Fort- und Weiterbildung sind Kernpunkte der Erhaltung und Sicherung von Qualifikation und Leistungsfähigkeit. Fort- und Weiterbildung kommt daher eine Schlüsselfunktion zu.

Die bestehenden Möglichkeiten der Arbeitszeitflexibilisierung sind auszubauen.

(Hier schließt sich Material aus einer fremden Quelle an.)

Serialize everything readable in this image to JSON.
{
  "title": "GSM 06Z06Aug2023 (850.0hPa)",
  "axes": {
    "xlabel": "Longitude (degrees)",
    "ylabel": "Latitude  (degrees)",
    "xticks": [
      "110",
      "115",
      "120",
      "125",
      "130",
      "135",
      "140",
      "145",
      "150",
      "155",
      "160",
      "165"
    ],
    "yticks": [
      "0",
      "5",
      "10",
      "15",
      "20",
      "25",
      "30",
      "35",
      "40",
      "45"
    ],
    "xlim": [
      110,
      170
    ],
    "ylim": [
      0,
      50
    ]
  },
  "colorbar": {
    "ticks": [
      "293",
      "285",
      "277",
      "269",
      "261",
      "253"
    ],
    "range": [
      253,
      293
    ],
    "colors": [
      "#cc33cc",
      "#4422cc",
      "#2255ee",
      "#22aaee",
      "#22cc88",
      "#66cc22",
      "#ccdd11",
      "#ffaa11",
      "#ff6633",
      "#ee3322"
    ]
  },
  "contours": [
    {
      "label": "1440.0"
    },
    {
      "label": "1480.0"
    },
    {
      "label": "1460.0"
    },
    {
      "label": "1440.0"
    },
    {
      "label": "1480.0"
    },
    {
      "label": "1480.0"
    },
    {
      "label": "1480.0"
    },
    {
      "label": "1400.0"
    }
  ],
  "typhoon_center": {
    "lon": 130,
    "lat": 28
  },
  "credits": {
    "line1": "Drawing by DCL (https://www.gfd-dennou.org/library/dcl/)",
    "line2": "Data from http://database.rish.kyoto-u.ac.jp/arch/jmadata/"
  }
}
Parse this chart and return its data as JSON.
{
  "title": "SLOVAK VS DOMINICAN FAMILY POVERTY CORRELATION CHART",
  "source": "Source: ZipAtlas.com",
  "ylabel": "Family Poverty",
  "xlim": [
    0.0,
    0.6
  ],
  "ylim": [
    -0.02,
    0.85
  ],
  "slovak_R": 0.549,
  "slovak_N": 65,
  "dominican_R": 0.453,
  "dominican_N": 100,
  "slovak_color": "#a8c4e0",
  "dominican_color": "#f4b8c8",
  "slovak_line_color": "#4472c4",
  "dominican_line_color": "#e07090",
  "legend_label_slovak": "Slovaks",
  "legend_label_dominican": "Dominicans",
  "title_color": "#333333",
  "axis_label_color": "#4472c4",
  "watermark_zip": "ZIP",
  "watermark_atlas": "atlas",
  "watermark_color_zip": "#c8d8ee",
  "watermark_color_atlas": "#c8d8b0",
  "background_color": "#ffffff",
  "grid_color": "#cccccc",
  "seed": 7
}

Wir brauchen einen nationalen Solidarfonds

Beschluss des Landesparteitages

Die F.D.P. Sachsen-Anhalt unterstützt gleichermaßen die Neuordnung der Finanzbeziehungen in Deutschland und die Vollendung des Aufbau Ost. Sie fordert deshalb – zeitgleich mit der anstehenden Reform des Länderfinanzausgleichs im Jahr 2004 – die Schaffung eines „Nationalen Solidarfonds“ für Bundesländer, die einen deutlichen wirtschaftlichen Entwicklungsrückstand aufweisen.

Der Fonds

  • zielt darauf ab, den rückständigen Bundesländern trotz schwacher Steuerbasis die Finanzierung von wichtigen öffentlichen Investitionen zu erlauben, die ihre Konkurrenzfähigkeit im Standortwettbewerb um Investitionen und Arbeitsplätze der privaten Wirtschaft sichern;
  • dient zunächst vor allem den ostdeutschen Flächenländern, steht aber grundsätzlich allen Regionen offen, die einen nachhaltigen wirtschaftlichen Entwicklungsrückstand aufweisen, der historische Gründe hat und sich auf absehbare Zeit nicht von selbst korrigiert;
  • ist allein vom Bund zu finanzieren, und zwar als fiskalischer Ersatz für die Fülle an Ergänzungszuweisungen, die derzeit noch im Rahmen des Länderfinanzausgleichs vom Bund in unsystematischer Weise gewährt und deshalb zu Recht vom Bundesverfassungsgericht kritisiert werden.